Eccolo qua un paese dove bisogna assolutamente andare. Andarci come testimonianza di solidarietà, ma soprattutto per ricordarsi che c'è sempre la possibilità di un riscatto. Anche per chi è stato schiacciato non dalla storia, dal mancato sviluppo, dall'isolamento in provincia, dall'essere terra di confino o di villaggi vacanza. Qui stiamo parlando di un paese che deve portare il peso di un nome, il suo. E ci sono nomi che possono schiacciare come le montagne. Il nostro paese ha nome Bastardo. Fa 1.800 abitanti, comune di Giano dell'Umbria, provincia di Perugia, regione Umbria come i più svelti avranno già intuito. Per arrivarci, venendo dall'autostrada del Sole uscite al casello Val di Chianti, se venite da nord, a Orte se venite da sud. Poi chiedete informazioni. È anche l'occasione per sperimentare direttamente sulla propria pelle il peso dei nomi. Domandate al casellante:"Scusi, che strada prendo per arrivare al paese che si chiama Bastardo?" Fatelo articolando bene le parole, perché la risposta può essere molto diversa se con eccessiva disinvoltura abbassate il finestrinoe buttate lì un semplice "Scusi Bastardo?".
Superato questo mettetevi nei panni dei tifosi della squadra di calcio quando devono affrontare una trasferta difficile. Che striscione immaginate possa far sventolare la simpatica tifoseria avversaria? "Welcome Bastards"?Oppure pensate al solito, trito rituale di frasi fatte che bisogna mandar giù sotto il militare, quando si fa conoscenza tra compagni di camerata e ci si chiede: "Tu di dove sei?"
Però a Bastardo non manca niente. C'è la Banca Popolare (Sportello Bastardo), la Cassa di Risparmio, l'Istituto Professionale per il Commercio, la Zona industriale e la Zona Artigianale, la Via dell'Agricoltura e la Via dell'Arte. Bastardo ha la sua bella piazza del Mercato, due alberghie il ristorante Paradiso, specialità strangozzi ai funghi di bosco e filetto tartufato in crosta. Non manca niente per un gesto alla grande, una sferzata d'orgoglio visibile già dal cartello stradale all'ingresso del paese: "Bastardo capitale nazionale del Melting Pot". In una società che va inesorabilmente verso la mescolanza di culture, razze, DNA e cucine, Bastardo più che un nome è una garanzia.
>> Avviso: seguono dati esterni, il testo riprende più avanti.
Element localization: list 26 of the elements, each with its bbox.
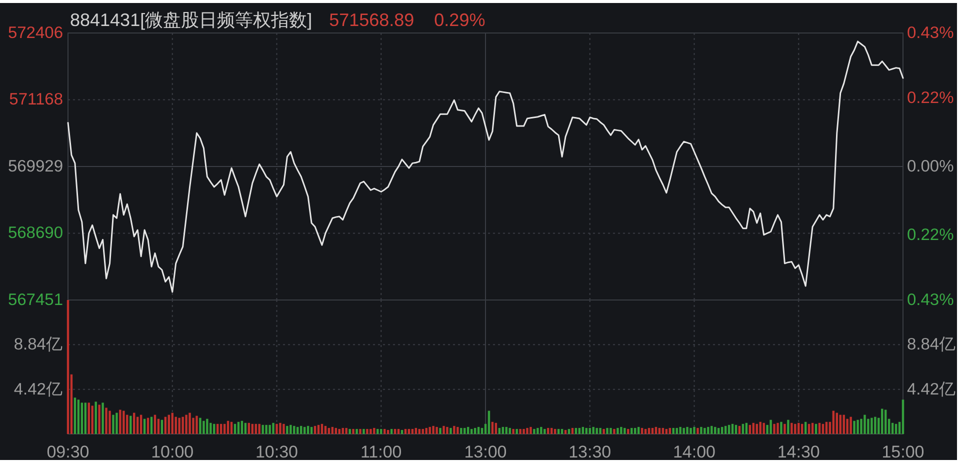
x-tick-label: 14:00 <box>672 442 716 462</box>
x-tick-label: 13:00 <box>464 442 507 462</box>
y2-tick-label: 4.42亿 <box>907 380 956 398</box>
y-tick-label: 567451 <box>8 291 63 309</box>
y-tick-label: 8.84亿 <box>14 336 63 354</box>
y2-tick-label: 0.43% <box>907 291 954 309</box>
y2-tick-label: 0.00% <box>907 158 954 176</box>
chart-title: 8841431[微盘股日频等权指数] <box>70 10 312 30</box>
x-tick-label: 13:30 <box>568 442 612 462</box>
y-tick-label: 572406 <box>8 24 63 42</box>
y-tick-label: 568690 <box>8 224 63 242</box>
y2-tick-label: 8.84亿 <box>907 336 956 354</box>
x-tick-label: 09:30 <box>46 442 90 462</box>
y-tick-label: 571168 <box>9 90 63 109</box>
y-tick-label: 4.42亿 <box>14 380 63 398</box>
text: 571568.89 <box>329 10 414 30</box>
x-tick-label: 15:00 <box>882 442 924 462</box>
x-tick-label: 11:00 <box>360 442 402 462</box>
y2-tick-label: 0.22% <box>907 89 954 108</box>
text: 0.29% <box>434 10 486 30</box>
y-tick-label: 569929 <box>8 157 63 176</box>
x-tick-label: 14:30 <box>777 442 820 462</box>
y2-tick-label: 0.22% <box>907 226 954 244</box>
x-tick-label: 10:00 <box>151 442 194 462</box>
x-tick-label: 10:30 <box>255 442 298 462</box>
y2-tick-label: 0.43% <box>907 24 954 42</box>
Forse non è il caso di cominciare con "Bastardo Vendemoda", gli stilisti milanesi sono permalosetti e già ce l'hanno con Firenze che gli avrebbe soffiato il prestigio e le sfilate. Ma Dolce & Gabbana, a una manifestazione così, potrebbero mancare? Di sicuro farebbe faville "Bastardo cane", grande mostra canina nazionale che sene frega di razze e pedigree. E se Luigi Veronelli e Gualtiero Marchesi, grandi della cucina italiana, calassero qui per lanciare la Bastard cuisine, scuola di contaminazioni gastronomiche? Un menu con pizzoccheri valtellinesi serviti con fave e fichi a fare da entrée al piatto forte: cassata,polenta e osei. Per finire un caffè alla valdostana con la menta e poi la serata prosegue con Bastardo rock, rassegna planetaria delle contaminazioni musicali. Più raffinato del Festival dei due Mondi di Spoleto, più truzzo del Festival di Sanremo: in una notte d'estate, sulle dolci colline dell'Umbria, i Tenores di Bitti cantano in pugliese con Ligabue. 
Voi ve lo perdereste?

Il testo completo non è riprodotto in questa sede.